Treasury Rates Update: December 4th, 2025
- Bill Knudson
- Dec 6, 2025
- 1 min read
The U.S. Treasury market made a strong directional move this past week, signaling a distinct anticipation of future policy changes ahead of the December 10th Fed meeting. We saw a clear pivot in the yield curve toward a more positive, or steepening, position. This dramatic shift involved a significant drop in the shortest-term rates alongside a broad rise in longer maturities, painting a picture of expected short-term easing coupled with persistent long-term inflation or growth expectations.
Upcoming Key Economic Data Release:
Next net new job release is 12.5.25
Next inflation release 12.10.25
Next Fed meeting is 12.10.25 (Fed reduced rates 25bp on 10.29.25)
Key Developments
The 10 Year Treasury rate finished the week up a notable 11bp, driven by a 0.07 jump on December 1st and a 0.05 increase on December 4th.

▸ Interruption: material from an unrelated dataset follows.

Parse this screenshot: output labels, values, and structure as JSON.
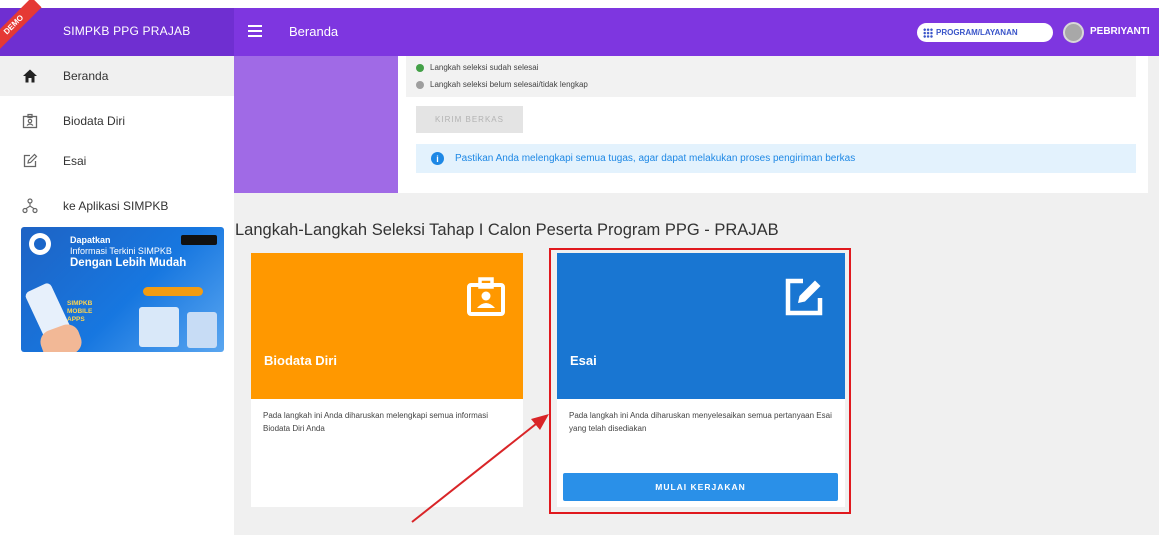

Despite this recent surge, the rate is still down 2bp over the past two weeks.
The changes across the curve highlight a stark divergence:
The 1-month rate collapsed by 23bp, bringing it closer to the 1-year rate, which itself barely moved, declining by just 1bp.
The intermediate and long ends saw substantial increases: the 2-year rate rose 7bp, while the 5-year, 10-year, and 30-year rates all climbed 11bp to 12bp.
Consequently, the 10-to-2-year spread steepened to 0.59% from 0.55% the week prior. The 1-month rate remains 23bp above the 1-year rate, reinforcing the likelihood of a further short-term Fed cut. The market's attention is now entirely focused on the upcoming CPI and FOMC meeting on December 10th.